Having a cultural advisor on the ground makes things more manageable. They understand the progressions and build trust to help you avoid tripping up.
- Individual vs. Collective
- Long-Term vs. Short-Term, and
- Emotional vs. Rational
In some cultures, individual liberty and desires outweigh those of the community. In these cultures, impulse purchases are common, and fewer decision-makers play a role before a purchase. The long-term use of products has a greater value in some markets.
If your product isn’t evergreen, you could be in for some tough battles to find market share. If it isn’t, look instead for new Amazon marketplace where disposable or single-use products have a foothold.
Long-term versus short-term also relates to how long you’ll be active in a market. In some countries, if there’s an impression you’re there for a quick fix, people will ignore your brand. Show you’re in it for the long-haul to develop trust and loyalty from customers in these markets.

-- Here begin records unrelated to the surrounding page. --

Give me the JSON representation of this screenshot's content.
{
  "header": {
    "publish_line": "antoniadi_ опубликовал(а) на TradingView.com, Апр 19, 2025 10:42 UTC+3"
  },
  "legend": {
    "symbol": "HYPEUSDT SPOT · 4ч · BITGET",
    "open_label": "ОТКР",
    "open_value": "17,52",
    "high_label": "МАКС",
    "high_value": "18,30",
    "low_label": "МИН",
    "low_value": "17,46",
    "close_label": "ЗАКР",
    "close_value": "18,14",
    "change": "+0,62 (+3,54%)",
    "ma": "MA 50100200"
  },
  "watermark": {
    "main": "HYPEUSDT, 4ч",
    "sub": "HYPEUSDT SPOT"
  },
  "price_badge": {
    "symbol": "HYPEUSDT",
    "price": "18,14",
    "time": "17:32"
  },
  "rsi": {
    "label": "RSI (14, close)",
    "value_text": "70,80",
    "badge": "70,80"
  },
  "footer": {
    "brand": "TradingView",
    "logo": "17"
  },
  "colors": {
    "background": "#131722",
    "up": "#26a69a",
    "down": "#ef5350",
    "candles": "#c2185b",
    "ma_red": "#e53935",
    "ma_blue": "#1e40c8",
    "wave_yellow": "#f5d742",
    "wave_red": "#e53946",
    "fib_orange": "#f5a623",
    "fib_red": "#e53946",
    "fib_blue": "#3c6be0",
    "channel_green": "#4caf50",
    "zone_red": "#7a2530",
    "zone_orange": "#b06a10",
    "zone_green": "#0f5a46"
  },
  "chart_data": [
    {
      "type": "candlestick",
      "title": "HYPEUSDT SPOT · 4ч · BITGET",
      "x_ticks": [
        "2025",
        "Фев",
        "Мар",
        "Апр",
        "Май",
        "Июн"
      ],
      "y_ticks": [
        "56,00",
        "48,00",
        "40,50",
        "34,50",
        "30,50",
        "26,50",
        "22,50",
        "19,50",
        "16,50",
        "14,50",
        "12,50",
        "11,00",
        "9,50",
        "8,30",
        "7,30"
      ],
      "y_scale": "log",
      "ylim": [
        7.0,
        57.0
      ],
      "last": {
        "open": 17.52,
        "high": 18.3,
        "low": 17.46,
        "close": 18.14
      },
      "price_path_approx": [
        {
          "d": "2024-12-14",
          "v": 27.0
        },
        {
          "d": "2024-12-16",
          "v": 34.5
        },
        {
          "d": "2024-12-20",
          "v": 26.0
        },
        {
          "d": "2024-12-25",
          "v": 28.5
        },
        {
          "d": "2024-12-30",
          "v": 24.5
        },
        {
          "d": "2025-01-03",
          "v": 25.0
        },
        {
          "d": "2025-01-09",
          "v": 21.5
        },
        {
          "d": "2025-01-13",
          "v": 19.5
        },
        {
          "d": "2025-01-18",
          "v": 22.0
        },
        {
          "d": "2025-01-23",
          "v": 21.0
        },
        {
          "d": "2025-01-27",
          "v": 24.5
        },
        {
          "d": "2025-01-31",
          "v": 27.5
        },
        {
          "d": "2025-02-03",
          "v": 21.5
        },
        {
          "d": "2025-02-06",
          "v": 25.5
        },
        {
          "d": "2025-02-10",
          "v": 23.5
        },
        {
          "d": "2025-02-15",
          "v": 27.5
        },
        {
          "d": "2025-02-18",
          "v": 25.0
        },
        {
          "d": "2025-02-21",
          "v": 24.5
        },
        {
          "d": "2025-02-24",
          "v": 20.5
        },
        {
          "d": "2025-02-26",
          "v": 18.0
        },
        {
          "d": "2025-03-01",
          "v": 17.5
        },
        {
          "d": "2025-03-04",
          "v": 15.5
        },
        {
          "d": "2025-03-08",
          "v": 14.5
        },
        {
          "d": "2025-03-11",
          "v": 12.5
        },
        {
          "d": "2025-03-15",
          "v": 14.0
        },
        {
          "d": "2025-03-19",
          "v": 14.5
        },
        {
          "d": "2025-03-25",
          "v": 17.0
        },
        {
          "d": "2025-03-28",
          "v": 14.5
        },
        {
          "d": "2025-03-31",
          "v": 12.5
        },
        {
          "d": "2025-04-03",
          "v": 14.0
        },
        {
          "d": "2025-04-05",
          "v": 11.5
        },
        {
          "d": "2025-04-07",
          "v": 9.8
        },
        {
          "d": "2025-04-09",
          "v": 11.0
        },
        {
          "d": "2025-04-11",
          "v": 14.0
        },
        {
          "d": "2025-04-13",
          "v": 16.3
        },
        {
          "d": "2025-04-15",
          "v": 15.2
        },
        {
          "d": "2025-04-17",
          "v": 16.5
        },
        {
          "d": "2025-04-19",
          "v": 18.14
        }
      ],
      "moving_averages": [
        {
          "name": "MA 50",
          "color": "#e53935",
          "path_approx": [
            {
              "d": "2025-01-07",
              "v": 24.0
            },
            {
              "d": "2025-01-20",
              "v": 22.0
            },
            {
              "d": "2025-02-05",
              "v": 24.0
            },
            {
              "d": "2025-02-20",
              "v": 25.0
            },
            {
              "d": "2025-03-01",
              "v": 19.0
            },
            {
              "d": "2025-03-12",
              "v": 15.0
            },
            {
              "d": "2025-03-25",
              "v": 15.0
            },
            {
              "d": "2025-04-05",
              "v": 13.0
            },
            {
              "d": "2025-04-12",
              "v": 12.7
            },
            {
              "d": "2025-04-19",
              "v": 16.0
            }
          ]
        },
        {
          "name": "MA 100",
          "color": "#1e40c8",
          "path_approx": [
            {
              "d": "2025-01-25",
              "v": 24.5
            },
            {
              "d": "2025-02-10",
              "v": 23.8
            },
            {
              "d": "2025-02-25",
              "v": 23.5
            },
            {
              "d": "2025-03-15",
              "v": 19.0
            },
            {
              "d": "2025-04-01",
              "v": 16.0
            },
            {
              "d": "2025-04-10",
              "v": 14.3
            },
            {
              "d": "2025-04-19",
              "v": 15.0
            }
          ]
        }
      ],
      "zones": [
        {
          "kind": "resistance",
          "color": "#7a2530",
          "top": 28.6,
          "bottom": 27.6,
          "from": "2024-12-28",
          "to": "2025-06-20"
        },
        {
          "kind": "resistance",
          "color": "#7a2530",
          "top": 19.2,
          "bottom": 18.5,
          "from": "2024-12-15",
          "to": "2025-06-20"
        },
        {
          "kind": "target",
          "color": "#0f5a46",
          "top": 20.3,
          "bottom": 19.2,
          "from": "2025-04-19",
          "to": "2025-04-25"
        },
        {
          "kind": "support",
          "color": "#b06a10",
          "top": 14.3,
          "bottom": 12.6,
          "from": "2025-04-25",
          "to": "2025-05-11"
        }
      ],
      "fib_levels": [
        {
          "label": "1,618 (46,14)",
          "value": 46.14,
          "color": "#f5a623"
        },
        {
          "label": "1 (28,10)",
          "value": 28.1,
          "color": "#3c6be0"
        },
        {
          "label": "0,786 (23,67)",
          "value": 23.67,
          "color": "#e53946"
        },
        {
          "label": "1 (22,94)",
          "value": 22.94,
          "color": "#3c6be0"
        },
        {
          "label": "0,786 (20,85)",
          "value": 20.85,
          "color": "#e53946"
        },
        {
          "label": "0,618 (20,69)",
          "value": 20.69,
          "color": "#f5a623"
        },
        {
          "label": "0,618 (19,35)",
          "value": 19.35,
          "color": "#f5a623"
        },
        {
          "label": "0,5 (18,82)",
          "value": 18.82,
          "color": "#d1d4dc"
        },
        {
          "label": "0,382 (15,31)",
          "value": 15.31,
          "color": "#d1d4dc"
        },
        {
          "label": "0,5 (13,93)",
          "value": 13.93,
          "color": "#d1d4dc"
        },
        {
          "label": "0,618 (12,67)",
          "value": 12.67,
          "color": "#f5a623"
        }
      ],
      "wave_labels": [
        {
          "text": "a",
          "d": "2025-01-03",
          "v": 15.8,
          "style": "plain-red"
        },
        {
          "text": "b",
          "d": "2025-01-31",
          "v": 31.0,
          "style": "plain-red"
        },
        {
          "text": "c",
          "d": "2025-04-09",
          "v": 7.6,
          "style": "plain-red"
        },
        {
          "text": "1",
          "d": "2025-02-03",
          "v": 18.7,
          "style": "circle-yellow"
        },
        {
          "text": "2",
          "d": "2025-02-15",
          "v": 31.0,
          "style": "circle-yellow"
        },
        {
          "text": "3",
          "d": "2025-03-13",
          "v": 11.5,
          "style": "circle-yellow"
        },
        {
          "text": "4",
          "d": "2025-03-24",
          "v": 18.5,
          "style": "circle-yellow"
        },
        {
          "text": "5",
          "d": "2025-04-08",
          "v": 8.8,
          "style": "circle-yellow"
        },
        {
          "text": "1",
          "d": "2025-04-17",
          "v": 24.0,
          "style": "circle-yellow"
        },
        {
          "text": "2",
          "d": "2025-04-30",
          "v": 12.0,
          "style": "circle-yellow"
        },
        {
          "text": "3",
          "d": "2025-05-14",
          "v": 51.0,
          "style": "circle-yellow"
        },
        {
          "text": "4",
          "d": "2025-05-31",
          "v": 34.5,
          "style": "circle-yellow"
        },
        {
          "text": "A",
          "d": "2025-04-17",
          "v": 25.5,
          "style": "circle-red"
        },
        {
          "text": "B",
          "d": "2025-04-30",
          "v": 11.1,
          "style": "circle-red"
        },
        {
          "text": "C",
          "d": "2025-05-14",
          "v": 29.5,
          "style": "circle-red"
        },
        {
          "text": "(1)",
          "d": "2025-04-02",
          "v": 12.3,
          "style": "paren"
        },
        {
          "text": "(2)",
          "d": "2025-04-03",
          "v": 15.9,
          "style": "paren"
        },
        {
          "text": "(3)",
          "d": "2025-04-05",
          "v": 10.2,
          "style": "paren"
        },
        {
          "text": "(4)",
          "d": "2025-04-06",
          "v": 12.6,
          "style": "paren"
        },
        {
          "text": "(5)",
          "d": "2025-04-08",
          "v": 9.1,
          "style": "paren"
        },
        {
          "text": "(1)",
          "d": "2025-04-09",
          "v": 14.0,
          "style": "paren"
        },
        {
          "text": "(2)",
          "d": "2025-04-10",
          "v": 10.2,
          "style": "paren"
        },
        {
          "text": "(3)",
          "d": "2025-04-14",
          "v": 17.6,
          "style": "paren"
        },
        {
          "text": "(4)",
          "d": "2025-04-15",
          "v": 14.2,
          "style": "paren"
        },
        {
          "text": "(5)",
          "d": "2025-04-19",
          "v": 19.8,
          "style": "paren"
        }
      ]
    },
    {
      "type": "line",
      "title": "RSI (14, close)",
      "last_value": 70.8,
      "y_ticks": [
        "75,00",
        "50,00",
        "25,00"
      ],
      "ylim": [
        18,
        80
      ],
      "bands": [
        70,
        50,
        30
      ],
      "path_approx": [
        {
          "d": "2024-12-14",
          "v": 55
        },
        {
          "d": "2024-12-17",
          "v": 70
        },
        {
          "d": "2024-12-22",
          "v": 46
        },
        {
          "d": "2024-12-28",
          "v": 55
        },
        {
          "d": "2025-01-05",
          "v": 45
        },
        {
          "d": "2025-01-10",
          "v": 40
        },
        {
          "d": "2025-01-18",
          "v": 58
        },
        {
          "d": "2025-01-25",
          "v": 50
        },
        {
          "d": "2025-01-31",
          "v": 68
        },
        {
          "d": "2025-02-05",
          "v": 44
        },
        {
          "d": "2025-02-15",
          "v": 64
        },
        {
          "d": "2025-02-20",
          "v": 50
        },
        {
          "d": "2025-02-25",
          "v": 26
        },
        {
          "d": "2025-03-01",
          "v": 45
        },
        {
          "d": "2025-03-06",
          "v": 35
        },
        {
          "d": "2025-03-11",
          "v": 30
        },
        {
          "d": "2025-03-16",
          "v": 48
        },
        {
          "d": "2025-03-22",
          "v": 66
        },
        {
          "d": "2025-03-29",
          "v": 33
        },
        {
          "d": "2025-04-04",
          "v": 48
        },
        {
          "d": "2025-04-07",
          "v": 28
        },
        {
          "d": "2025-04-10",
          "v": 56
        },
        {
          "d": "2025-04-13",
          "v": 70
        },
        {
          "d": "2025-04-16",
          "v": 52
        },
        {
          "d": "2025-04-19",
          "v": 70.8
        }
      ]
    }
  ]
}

In emotional cultures, indulgence has value and a place. In rational cultures, the opposite is true. Value is in restraint. Think of this in a religious context. In more religiously conservative countries, fewer impulse purchases tend to happen, and vice versa.

Expanding into new Amazon marketplace isn’t for the faint of heart. It’s best to keep things simple and move deliberately. Do extensive due diligence to ensure the opportunities you take on are worth the challenge.
With experience, these decisions become much easier to make. And, you’ll find a pattern that leads to success, and also helps you to identify situations where potential reward doesn’t justify the required effort.
With finesse and careful execution, the rewards are well worth the effort!